State-Space Models

To control a system we first need a clean mathematical picture of how it moves. The state-space model is that picture: collect into one vector x(t) everything needed to predict the system's future, and write its evolution as a first-order system of differential equations driven by the control:

\dot{x} = f(x, u, t), \qquad x \in \mathbb{R}^n, \quad u \in \mathbb{R}^m.

The word state is precise: x(t) is a complete summary of the past. Given x(t) and the future controls, the entire future is determined — nothing about the history before t can add anything.

The linear time-invariant case

The workhorse of the whole theory is the linear time-invariant (LTI) model, where f is linear in the state and control and the coefficient matrices do not depend on time:

\dot{x} = A x + B u, \qquad y = C x + D u.

Here x \in \mathbb{R}^n is the state, u \in \mathbb{R}^m the control, and y \in \mathbb{R}^p the output — the part we actually measure. The four matrices each carry one job, and reading Ax as a matrix acting on a vector makes them concrete:

From a high-order ODE to first-order vector form

Most physical laws arrive as a single high-order equation. The headline example is the spring–mass–damper: a mass m on a spring of stiffness k with damping c, pushed by a force F, obeying Newton's second law

m\,\ddot{q} + c\,\dot{q} + k\,q = F.

This is second order, but state space wants first order. The trick is universal: promote each derivative up to one below the highest into its own state variable.

Step 1 — name the states. Let x_1 = q (position) and x_2 = \dot{q} (velocity). The state vector is x = \begin{bmatrix} q \\ \dot{q} \end{bmatrix}, and the control is the force, u = F.

Step 2 — differentiate the definitions. The first row is free, just the definition of x_2:

\dot{x}_1 = \dot{q} = x_2.

Step 3 — use the physics for the last row. Solve Newton's law for the highest derivative \ddot{q} and substitute the state names:

\dot{x}_2 = \ddot{q} = \frac{1}{m}\big(F - c\,\dot{q} - k\,q\big) = -\frac{k}{m}\,x_1 - \frac{c}{m}\,x_2 + \frac{1}{m}\,u.

Step 4 — stack the rows into matrices. The two scalar equations are exactly one matrix equation \dot{x} = Ax + Bu:

\begin{bmatrix} \dot{x}_1 \\ \dot{x}_2 \end{bmatrix} = \underbrace{\begin{bmatrix} 0 & 1 \\ -\dfrac{k}{m} & -\dfrac{c}{m} \end{bmatrix}}_{A} \begin{bmatrix} x_1 \\ x_2 \end{bmatrix} + \underbrace{\begin{bmatrix} 0 \\ \dfrac{1}{m} \end{bmatrix}}_{B} u.
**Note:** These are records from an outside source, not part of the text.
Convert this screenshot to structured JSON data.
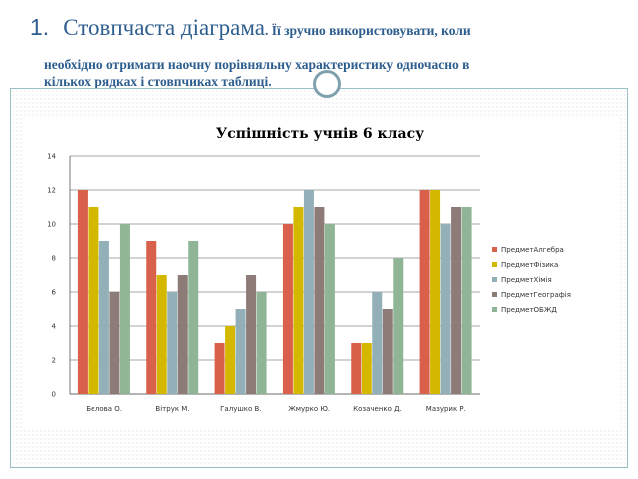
{
  "slide": {
    "number": "1.",
    "title": "Стовпчаста діаграма",
    "lead": ". Її зручно використовувати, коли",
    "body_line1": "необхідно отримати наочну порівняльну характеристику одночасно в",
    "body_line2": "кількох рядках і стовпчиках таблиці."
  },
  "colors": {
    "title": "#2E5E8E",
    "series": [
      "#D9604A",
      "#D4B800",
      "#93AFB8",
      "#8C7B77",
      "#8FB596"
    ]
  },
  "chart_data": {
    "type": "bar",
    "title": "Успішність учнів 6 класу",
    "categories": [
      "Бєлова О.",
      "Вітрук М.",
      "Галушко В.",
      "Жмурко Ю.",
      "Козаченко Д.",
      "Мазурик Р."
    ],
    "series": [
      {
        "name": "ПредметАлгебра",
        "values": [
          12,
          9,
          3,
          10,
          3,
          12
        ]
      },
      {
        "name": "ПредметФізика",
        "values": [
          11,
          7,
          4,
          11,
          3,
          12
        ]
      },
      {
        "name": "ПредметХімія",
        "values": [
          9,
          6,
          5,
          12,
          6,
          10
        ]
      },
      {
        "name": "ПредметГеографія",
        "values": [
          6,
          7,
          7,
          11,
          5,
          11
        ]
      },
      {
        "name": "ПредметОБЖД",
        "values": [
          10,
          9,
          6,
          10,
          8,
          11
        ]
      }
    ],
    "ylim": [
      0,
      14
    ],
    "yticks": [
      0,
      2,
      4,
      6,
      8,
      10,
      12,
      14
    ],
    "grid": true,
    "legend_position": "right"
  }
}
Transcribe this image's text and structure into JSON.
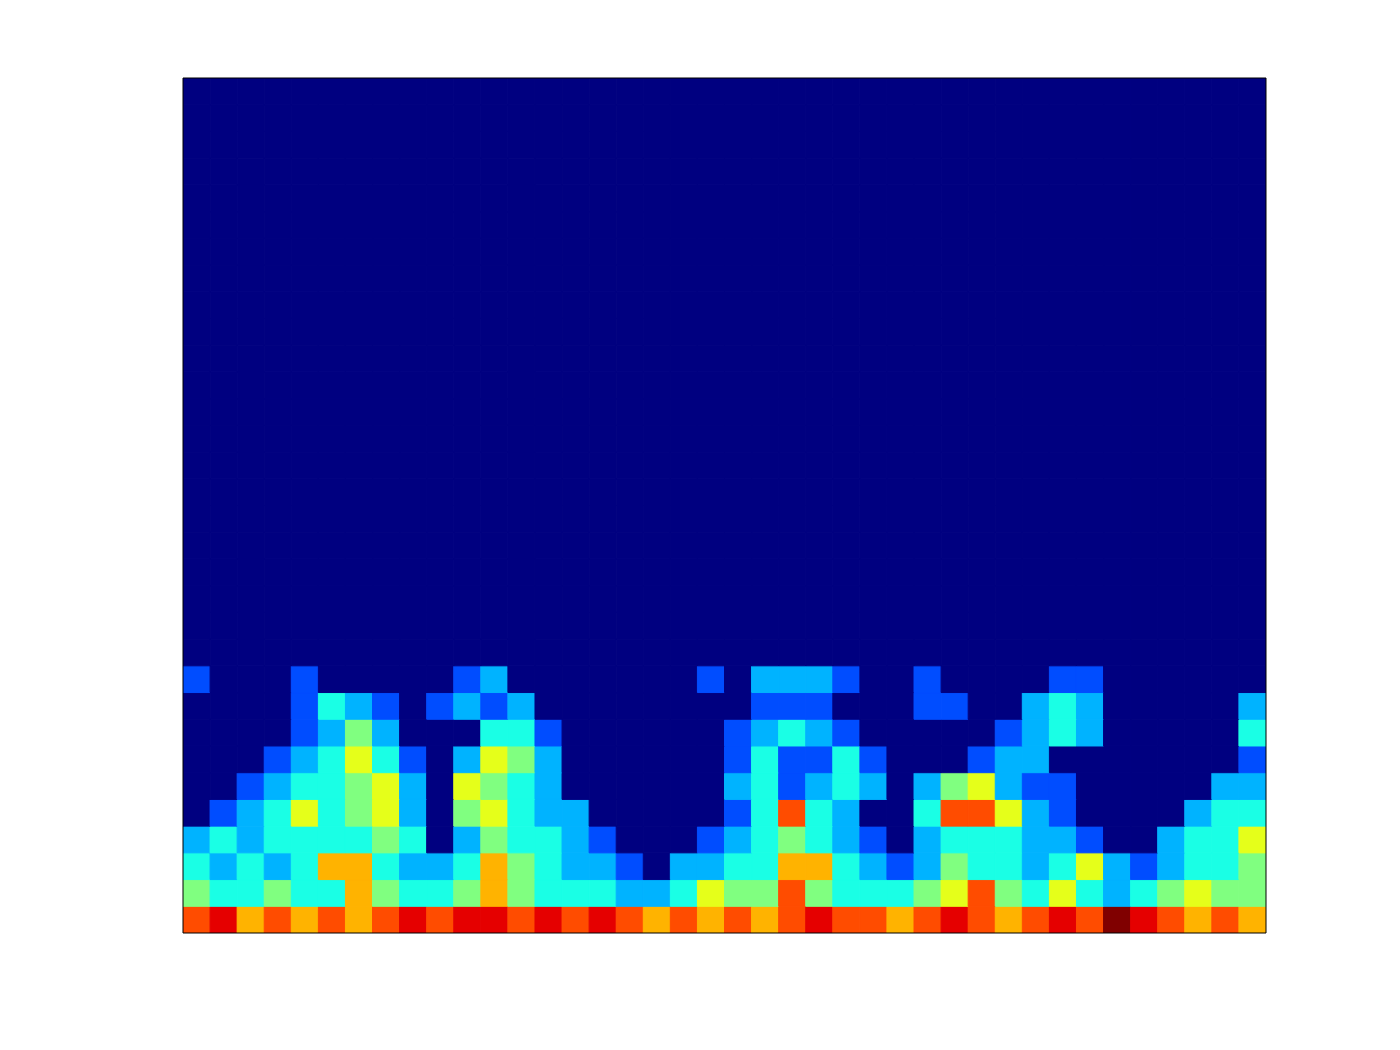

If we only measure position, the output map picks off the first coordinate, y = q = \begin{bmatrix} 1 & 0 \end{bmatrix} x, so C = \begin{bmatrix} 1 & 0 \end{bmatrix} and D = 0. The same recipe turns any order-n scalar ODE into an n-state first-order system — a companion form with 1s on the super-diagonal and the equation's coefficients along the bottom row.

Watch the state evolve

Set the unforced spring–mass–damper going from a stretched, still start (q, \dot{q}) = (2, 0) with m = 1 and u = 0, and trace its trajectory in the phase plane — position across, velocity up. The whole motion is one curve produced by A = \begin{bmatrix} 0 & 1 \\ -k & -c \end{bmatrix}. Add damping c and the curve spirals inward to the origin (energy bleeding away); stiffen the spring k and it winds faster. With c = 0 it closes into a loop — undamped oscillation forever.

Phase space is older than control theory — Poincaré and the dynamicists drew trajectories of planets in it a century earlier. Its modern triumph in engineering, due largely to Rudolf Kálmán around 1960, was the realisation that recasting a tangle of high-order input–output relations as one clean first-order vector equation \dot{x}=Ax+Bu makes the full machinery of eigenvalues and matrices available. Stability, controllability, optimal feedback — every question in this branch becomes a question about the matrix A. That single change of viewpoint is why the rest of this stage is linear algebra.